Department of Clinical Sciences, Division of Oncology, Lund University, 22381 Lund, Sweden.
Bioinformatics. 2021 Sep 29;37(18):3043-3044. doi: 10.1093/bioinformatics/btab088.
k-Top Scoring Pairs (kTSP) algorithms utilize in-sample gene expression feature pair rules for class prediction, and have demonstrated excellent performance and robustness. The available packages and tools primarily focus on binary prediction (i.e. two classes). However, many real-world classification problems e.g. tumor subtype prediction, are multiclass tasks.
Here, we present multiclassPairs, an R package to train pair-based single sample classifiers for multiclass problems. multiclassPairs offers two main methods to build multiclass prediction models, either using a one-versus-rest kTSP scheme or through a novel pair-based Random Forest approach. The package also provides options for dealing with class imbalances, multiplatform training, missing features in test data and visualization of training and test results.

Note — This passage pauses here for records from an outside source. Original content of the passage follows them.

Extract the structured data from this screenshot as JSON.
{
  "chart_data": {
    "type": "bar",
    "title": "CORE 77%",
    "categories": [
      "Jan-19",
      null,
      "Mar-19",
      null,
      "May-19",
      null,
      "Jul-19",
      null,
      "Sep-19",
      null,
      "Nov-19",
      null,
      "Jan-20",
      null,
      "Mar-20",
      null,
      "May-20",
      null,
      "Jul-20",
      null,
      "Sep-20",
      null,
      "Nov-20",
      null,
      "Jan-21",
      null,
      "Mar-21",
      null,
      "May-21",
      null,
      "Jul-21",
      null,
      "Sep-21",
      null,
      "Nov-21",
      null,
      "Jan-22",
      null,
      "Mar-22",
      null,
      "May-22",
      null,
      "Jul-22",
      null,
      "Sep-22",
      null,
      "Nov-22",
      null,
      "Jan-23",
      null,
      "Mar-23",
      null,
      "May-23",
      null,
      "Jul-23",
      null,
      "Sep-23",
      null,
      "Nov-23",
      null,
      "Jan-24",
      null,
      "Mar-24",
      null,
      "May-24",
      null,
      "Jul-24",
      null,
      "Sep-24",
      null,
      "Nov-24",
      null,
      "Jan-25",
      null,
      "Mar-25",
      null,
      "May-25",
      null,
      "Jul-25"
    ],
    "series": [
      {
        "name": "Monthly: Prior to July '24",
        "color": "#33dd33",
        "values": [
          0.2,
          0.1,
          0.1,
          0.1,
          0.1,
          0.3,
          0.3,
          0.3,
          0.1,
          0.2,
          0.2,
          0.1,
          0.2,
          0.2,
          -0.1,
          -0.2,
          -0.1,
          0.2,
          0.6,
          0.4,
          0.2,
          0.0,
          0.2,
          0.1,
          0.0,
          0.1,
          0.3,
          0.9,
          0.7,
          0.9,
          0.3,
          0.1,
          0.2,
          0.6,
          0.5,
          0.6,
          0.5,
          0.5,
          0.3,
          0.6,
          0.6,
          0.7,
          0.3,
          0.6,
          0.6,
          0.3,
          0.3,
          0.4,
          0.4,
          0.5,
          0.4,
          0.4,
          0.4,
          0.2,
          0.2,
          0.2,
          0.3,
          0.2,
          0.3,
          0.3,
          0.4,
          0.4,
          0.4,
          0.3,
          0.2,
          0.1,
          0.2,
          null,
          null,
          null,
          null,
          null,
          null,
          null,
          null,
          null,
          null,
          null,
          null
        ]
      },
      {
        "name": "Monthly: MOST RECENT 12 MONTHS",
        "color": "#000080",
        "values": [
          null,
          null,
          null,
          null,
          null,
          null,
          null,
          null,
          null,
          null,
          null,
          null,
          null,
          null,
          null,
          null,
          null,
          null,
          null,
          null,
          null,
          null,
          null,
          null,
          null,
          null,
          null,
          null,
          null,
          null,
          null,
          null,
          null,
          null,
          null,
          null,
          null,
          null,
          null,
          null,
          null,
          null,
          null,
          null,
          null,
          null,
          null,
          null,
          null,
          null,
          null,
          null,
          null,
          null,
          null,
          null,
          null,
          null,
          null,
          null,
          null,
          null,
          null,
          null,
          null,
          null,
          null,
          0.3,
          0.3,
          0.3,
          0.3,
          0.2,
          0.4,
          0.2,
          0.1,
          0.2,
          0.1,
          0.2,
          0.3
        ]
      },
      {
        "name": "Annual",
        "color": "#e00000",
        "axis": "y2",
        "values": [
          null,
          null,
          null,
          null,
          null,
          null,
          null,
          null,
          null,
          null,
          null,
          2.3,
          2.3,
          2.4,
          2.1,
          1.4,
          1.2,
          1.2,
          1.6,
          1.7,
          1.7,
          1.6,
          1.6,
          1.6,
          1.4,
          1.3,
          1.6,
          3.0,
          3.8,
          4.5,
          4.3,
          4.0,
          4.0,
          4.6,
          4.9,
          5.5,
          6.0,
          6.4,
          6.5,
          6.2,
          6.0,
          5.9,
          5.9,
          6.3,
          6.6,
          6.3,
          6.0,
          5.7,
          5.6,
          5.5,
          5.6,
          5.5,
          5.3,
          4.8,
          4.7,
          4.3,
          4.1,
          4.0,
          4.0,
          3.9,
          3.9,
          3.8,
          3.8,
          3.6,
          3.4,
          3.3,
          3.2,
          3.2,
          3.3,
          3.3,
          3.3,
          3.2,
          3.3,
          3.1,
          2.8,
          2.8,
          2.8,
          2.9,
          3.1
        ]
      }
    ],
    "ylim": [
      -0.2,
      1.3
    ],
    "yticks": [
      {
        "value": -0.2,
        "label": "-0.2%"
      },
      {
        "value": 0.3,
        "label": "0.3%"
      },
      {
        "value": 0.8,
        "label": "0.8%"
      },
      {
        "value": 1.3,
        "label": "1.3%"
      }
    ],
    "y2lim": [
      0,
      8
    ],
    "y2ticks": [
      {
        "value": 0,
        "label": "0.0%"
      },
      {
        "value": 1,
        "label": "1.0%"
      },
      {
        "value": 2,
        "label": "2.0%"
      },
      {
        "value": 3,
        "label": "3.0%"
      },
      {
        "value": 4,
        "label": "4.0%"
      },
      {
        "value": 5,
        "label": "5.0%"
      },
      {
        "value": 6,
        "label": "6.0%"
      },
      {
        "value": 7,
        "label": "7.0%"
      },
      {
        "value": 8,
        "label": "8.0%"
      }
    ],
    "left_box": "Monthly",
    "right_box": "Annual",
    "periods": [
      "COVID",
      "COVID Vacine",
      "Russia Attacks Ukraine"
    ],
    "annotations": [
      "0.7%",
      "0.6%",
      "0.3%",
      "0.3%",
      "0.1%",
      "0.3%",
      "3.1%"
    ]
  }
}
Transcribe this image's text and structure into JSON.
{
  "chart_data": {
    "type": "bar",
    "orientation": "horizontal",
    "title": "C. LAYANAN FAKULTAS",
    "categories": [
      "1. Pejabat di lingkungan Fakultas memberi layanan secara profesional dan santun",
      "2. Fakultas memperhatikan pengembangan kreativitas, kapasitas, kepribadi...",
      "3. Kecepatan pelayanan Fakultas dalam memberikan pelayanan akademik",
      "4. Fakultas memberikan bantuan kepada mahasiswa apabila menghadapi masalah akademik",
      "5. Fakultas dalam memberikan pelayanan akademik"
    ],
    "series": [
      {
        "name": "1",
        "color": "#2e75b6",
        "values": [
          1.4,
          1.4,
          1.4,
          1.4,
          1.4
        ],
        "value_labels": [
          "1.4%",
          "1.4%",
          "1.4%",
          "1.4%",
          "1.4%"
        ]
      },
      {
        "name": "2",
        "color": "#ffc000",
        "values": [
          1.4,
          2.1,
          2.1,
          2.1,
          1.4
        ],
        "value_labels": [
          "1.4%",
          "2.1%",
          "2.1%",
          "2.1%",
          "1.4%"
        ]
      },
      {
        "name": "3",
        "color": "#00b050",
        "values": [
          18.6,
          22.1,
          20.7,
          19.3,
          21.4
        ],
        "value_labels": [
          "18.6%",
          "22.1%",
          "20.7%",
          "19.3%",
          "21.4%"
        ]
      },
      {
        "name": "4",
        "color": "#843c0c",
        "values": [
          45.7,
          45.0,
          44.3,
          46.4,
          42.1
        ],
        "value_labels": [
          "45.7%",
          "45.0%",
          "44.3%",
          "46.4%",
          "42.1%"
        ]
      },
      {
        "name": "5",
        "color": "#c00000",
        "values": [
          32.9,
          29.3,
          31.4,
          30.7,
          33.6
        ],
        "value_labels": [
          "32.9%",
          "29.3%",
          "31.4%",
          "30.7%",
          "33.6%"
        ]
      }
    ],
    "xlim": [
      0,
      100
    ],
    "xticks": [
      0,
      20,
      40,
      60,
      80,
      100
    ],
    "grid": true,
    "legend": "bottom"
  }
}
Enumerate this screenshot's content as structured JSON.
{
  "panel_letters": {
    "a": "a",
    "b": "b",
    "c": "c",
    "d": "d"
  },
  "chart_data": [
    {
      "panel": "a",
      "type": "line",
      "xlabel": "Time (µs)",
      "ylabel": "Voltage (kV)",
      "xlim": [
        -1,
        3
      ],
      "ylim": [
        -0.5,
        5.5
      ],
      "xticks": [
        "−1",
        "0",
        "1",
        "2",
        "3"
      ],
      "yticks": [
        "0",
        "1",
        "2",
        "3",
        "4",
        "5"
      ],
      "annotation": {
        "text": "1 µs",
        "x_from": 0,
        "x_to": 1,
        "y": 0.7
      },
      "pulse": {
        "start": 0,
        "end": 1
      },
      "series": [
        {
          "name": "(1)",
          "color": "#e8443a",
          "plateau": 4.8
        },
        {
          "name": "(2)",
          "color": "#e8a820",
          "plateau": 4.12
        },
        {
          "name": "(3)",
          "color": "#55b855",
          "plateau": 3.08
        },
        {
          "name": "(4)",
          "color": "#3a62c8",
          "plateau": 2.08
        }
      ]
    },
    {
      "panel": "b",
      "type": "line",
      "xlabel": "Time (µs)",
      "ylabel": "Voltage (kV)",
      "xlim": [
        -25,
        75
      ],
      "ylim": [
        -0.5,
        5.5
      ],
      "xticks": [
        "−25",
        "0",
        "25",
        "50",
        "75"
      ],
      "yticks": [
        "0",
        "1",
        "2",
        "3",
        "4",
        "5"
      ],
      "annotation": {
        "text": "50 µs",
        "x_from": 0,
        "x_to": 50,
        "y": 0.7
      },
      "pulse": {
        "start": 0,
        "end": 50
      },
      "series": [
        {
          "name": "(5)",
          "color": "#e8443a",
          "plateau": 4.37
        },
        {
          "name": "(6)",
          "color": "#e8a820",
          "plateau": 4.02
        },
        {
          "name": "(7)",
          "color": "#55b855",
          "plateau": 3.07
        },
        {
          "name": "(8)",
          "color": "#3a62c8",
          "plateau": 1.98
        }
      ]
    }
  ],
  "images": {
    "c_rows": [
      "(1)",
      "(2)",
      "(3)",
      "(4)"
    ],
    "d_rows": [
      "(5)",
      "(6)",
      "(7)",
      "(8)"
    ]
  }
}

'multiclassPairs' package is available on CRAN servers and GitHub: https://github.com/NourMarzouka/multiclassPairs.
Supplementary data are available at Bioinformatics online.
k-最佳配对(kTSP)算法利用样本内基因表达特征对规则进行分类预测,已证明具有出色的性能和稳健性。现有的软件包和工具主要侧重于二分类预测(即两类)。然而,许多现实世界中的分类问题,例如肿瘤亚型预测,都是多类任务。
这里,我们提出了 multiclassPairs,这是一个用于多类问题的基于配对的单样本分类器的 R 包。multiclassPairs 提供了两种主要的方法来构建多类预测模型,一种是使用一对一 kTSP 方案,另一种是通过新颖的基于配对的随机森林方法。该软件包还提供了处理类不平衡、多平台训练、测试数据中缺失特征以及可视化训练和测试结果的选项。
multiclassPairs 软件包可在 CRAN 服务器和 GitHub 上获得:https://github.com/NourMarzouka/multiclassPairs。
补充数据可在生物信息学在线获得。